I have a database driven website serving about 50,000 pages.
I want to track each webpage/record hit. I will do this by creating logs, and then batch processing the logs
All depends on your infrastructure and limitations. If the disk is slow, writing will be slow. If the SQL server is lagged by the requests, the insert will be slow. Flat file is probably the best way to go, but I would write your code or use existing code (PEAR::Log) so you can change the provider and storage method at will.
Use a database - it is the only sane option. Even if it takes a little longer. Once you start with logfiles then you are on a track where it will cause you pain - e.g. moving servers, file permissions, precludes load balancing etc...
If you've got the database open then I reckon that it would be probably quicker to insert a single row.
However with all this performance related the only way to be sure is to write a simple test and measure it....
Update: I've done a quick test - and sure enough if you have to open and close the file it's about the same speed or slower using a test of 10,000 lines:
However when you start to have multiple processes doing this it slows down as can be seen below. This is with 10 concurrent processes (all timings in seconds)
DB time: 2.1695
DB time: 2.3869
DB time: 2.4305
DB time: 2.5864
DB time: 2.7465
DB time: 3.0182
DB time: 3.1451
DB time: 3.3298
DB time: 3.4483
DB time: 3.7812
File open time: 0.1538
File open time: 0.5478
File open time: 0.7252
File open time: 3.0453
File open time: 4.2661
File open time: 4.4247
File open time: 4.5484
File open time: 4.6319
File open time: 4.6501
File open time: 4.6646
Open close file time: 11.3647
Open close file time: 12.2849
Open close file time: 18.4093
Open close file time: 18.4202
Open close file time: 21.2621
Open close file time: 22.7267
Open close file time: 23.4597
Open close file time: 25.6293
Open close file time: 26.1119
Open close file time: 29.1471
function debug($d)
{
static $start_time = NULL;
static $start_code_line = 0;
if( $start_time === NULL )
{
$start_time = time() + microtime();
$start_code_line = $code_line;
return 0;
}
printf("$d time: %.4f\n", (time() + microtime() - $start_time));
$fp = @fopen('dbg.txt','a');
fprintf($fp,"$d time: %.4f\n", (time() + microtime() - $start_time));
fclose($fp);
$start_time = time() + microtime();
$start_code_line = $code_line;
}
function tfile()
{
$fp = @fopen('t1.txt','a');
for ($i=0;$i<10000;$i++)
{
$txt = $i."How would you log, which do you think is quicker:How would you log, which do you think is quicker:";
fwrite($fp,$txt);
}
fclose($fp);
}
function tfile_openclose()
{
for ($i=0;$i<10000;$i++)
{
$fp = @fopen('t1.txt','a');
$txt = $i."How would you log, which do you think is quicker:How would you log, which do you think is quicker:";
fwrite($fp,$txt);
fclose($fp);
}
}
function tdb()
{
$db = mysql_connect('localhost','tremweb','zzxxcc');
$select_db = mysql_select_db('scratch');
if (!$select_db)
die('Error selecting database.');
for ($i=0;$i<10000;$i++)
{
$txt = $i."How would you log, which do you think is quicker:How would you log, which do you think is quicker:";
mysql_query("INSERT INTO tlog values('".$txt."')");
}
}
debug("");
tfile();
debug("File open");
tfile_openclose();
debug("Open close file");
tdb();
debug("DB");
I read an article in the C++ Users Journal, years ago, about loggin performance.
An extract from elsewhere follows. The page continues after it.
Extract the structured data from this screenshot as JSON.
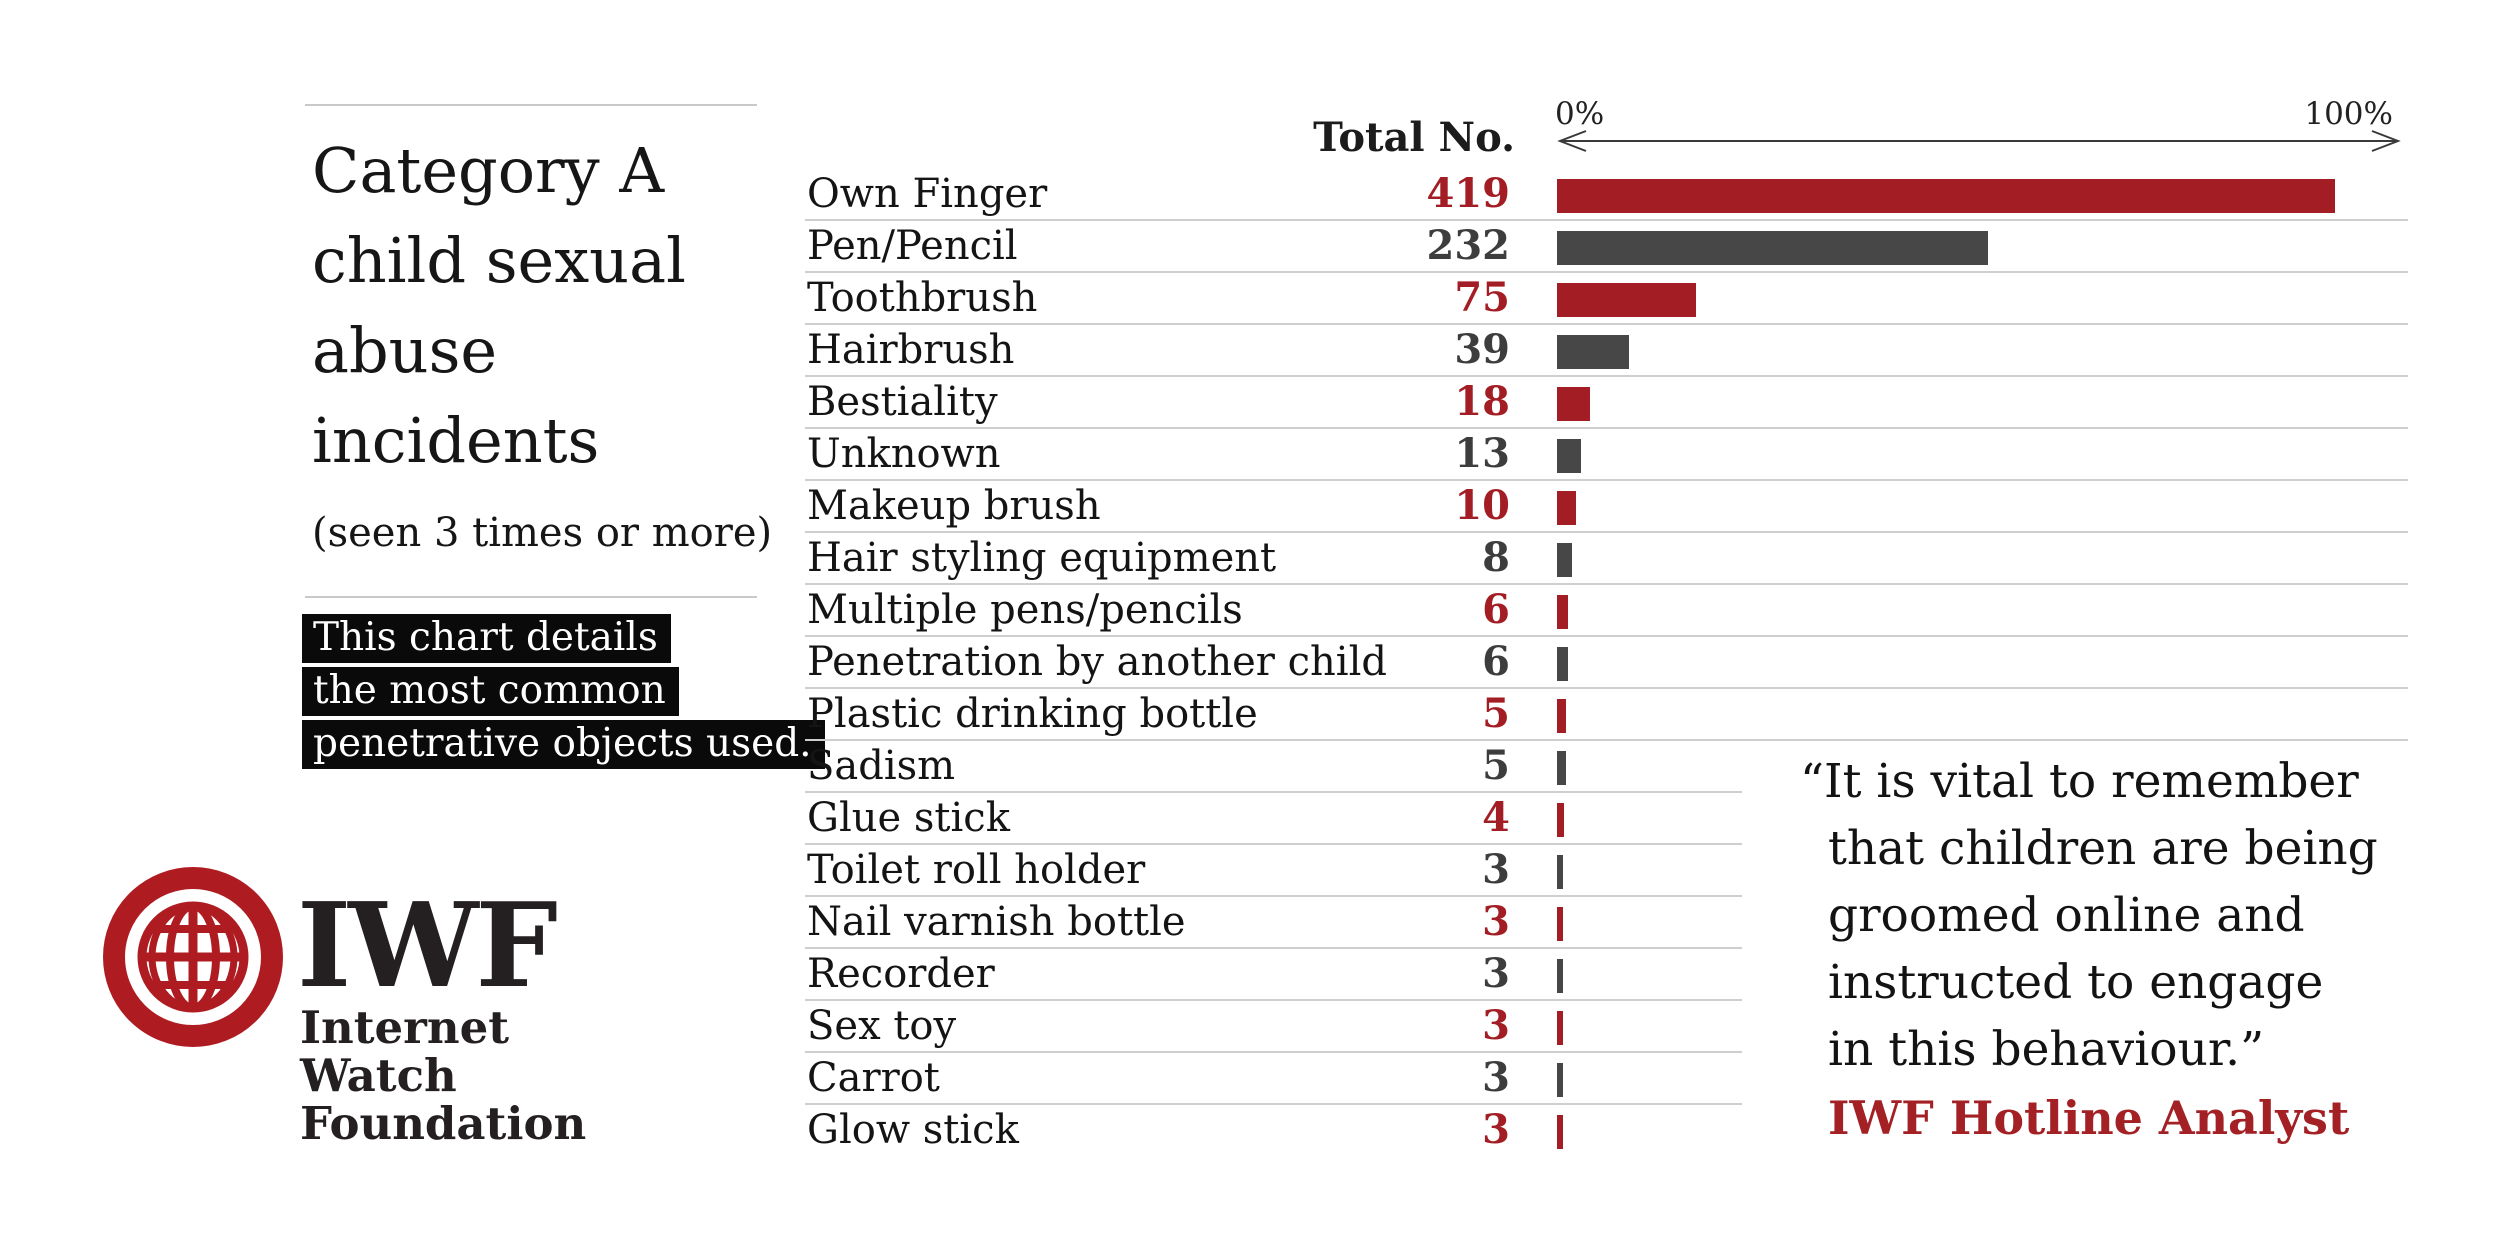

Whether you use DB or files, the best thing to do is write unformatted data that can be "inflated" into meaningful data when (and more likely if) you need to view the logs. The vast majority of the cost of logging is informatting the strings that are written to the destination, and most of the time that cost is wasted - the logs are never read.
I can dig out the article reference if it's useful to you.
You should try SQLite. It will give you both the speed of writing to a file as well as the power of a database.
You could try both ways using log4php, which supports:
Regarding logging into a file, you could improve performance by buffering the write requests.
I would use a Delayed Insert into MySQL. This way you don't have to wait for the insert to finish.